Unlike flexible spending accounts (FSA), HSAs are not a use-it-or-lose-it policy. If you do not have medical expenses in the current year, the funds can stay in the account until you need the funds in the future years. The earnings on the account grow tax-free, and there is no taxation when distributions occur if the proceeds are used for medical expenses.
If you took funds out of your HSA and receive Form 1099 during January reflecting those distributions, we will need documentation showing that the distributions were spent on medical expenses.
If you have medical expenses that you paid out-of-pocket this year, consider this tax savings move. Today, or sometime before December 31st, put the dollar amount of those out-of-pocket expenses into your HSA account, up to the eligible amount. You can then take a distribution out of that HSA account to reimburse you for expenses you paid earlier in the year.
What you have effectively done is make your medical expenses tax-deductible. We will claim a deduction for the $2,000, $3,500, or $5,000 you put into the HSA. You can leave the funds in the account to grow or immediately reimburse yourself for expenses paid earlier in 2021. If you are in the 22% federal tax bracket, plus NYS taxes, you will save $520 in taxes on a $2,000 HSA contribution.
There are other miscellaneous deductions and tax credits that continue for 2021. Most of these have not changed since we prepared your 2020 tax return. The education credits or deductions are still available depending on income. The child and dependent care benefit continues with slightly higher amounts available for the credit. The tax credit available for solar and geothermal energy use has been extended for another year.
Unfortunately, the SALT limitation continues. It was cut from the Infrastructure Bill before the bill passed. We are still limited to taking a maximum deduction of $10,000 for property and school taxes and state income taxes. This leaves many unable to itemize and to pay significantly higher taxes.
IRS is still catching up from being closed in 2020 for the pandemic. They are also short-staffed. Wait times when calling the IRS are up. We expect tax returns that sail through the e-filing process with accurate information for the stimulus and child tax credit payments will see refunds in the expected timeframe.
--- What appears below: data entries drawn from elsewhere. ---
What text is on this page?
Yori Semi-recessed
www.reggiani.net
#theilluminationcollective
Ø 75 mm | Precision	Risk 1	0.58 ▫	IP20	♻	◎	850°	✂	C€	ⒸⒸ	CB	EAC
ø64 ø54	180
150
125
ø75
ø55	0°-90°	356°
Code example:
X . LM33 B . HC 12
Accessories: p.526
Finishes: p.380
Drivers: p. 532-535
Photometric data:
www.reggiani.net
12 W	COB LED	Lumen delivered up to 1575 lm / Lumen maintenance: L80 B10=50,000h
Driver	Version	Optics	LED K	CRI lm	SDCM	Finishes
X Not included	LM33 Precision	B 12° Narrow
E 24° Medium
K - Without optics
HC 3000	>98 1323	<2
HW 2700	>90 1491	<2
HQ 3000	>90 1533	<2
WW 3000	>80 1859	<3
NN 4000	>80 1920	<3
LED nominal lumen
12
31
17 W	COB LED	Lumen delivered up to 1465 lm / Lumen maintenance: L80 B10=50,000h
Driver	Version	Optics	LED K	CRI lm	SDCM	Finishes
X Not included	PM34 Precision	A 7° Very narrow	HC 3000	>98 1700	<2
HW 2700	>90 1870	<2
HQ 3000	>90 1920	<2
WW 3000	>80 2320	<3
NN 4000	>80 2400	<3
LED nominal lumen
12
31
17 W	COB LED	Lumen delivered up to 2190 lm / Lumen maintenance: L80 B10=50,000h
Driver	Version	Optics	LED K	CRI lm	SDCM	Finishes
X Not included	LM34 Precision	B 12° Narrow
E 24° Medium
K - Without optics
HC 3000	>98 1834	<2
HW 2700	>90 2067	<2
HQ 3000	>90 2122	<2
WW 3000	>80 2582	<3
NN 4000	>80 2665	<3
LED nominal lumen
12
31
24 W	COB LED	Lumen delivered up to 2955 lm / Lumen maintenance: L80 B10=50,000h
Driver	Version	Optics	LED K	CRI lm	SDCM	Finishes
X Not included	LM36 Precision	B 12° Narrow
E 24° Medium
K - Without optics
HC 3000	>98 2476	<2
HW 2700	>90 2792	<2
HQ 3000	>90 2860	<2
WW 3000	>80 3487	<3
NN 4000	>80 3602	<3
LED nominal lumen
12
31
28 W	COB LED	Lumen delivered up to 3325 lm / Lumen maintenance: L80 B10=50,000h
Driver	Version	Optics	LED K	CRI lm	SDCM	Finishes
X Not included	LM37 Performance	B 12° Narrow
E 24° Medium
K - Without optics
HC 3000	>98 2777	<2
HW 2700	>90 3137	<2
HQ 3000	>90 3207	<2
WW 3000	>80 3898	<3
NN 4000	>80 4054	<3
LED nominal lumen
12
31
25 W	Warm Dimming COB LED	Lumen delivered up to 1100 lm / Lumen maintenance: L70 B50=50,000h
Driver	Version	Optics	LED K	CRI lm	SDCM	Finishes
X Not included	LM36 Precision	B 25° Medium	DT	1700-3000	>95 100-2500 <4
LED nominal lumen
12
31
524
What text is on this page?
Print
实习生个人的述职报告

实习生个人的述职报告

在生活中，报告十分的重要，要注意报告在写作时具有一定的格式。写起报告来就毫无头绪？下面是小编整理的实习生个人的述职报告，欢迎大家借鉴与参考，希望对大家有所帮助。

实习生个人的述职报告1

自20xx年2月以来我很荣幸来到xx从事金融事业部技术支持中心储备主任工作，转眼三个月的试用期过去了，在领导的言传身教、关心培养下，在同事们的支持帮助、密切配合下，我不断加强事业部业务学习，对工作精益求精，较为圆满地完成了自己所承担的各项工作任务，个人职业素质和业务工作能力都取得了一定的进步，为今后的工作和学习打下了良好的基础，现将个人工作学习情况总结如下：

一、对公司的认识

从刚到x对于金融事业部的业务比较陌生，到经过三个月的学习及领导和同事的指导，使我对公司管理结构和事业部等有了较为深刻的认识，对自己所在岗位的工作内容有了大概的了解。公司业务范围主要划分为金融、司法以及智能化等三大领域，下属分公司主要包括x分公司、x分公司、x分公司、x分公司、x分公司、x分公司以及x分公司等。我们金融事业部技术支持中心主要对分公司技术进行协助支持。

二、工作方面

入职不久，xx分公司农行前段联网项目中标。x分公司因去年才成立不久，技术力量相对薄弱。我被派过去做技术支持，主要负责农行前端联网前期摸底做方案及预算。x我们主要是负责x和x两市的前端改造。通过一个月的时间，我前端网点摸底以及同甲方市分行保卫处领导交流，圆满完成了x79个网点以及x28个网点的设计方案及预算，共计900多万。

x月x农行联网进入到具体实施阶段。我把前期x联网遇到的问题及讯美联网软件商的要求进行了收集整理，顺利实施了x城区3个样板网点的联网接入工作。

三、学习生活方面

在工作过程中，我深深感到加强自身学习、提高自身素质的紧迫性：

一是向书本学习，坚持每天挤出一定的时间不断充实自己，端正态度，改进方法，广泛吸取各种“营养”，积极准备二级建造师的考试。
If your return gets pulled for manual review because IRS has different amounts than what was reflected on your tax return, it could mean months of delays in getting your refund. It is important to make sure you have the documentation reflecting the stimulus and child tax credit amounts you received.
Enjoy your holidays!! We wish you a Merry Christmas and Happy Hanukkah! Happy New Year as we look forward to a brighter, more prosperous, and less chaotic 2022!!!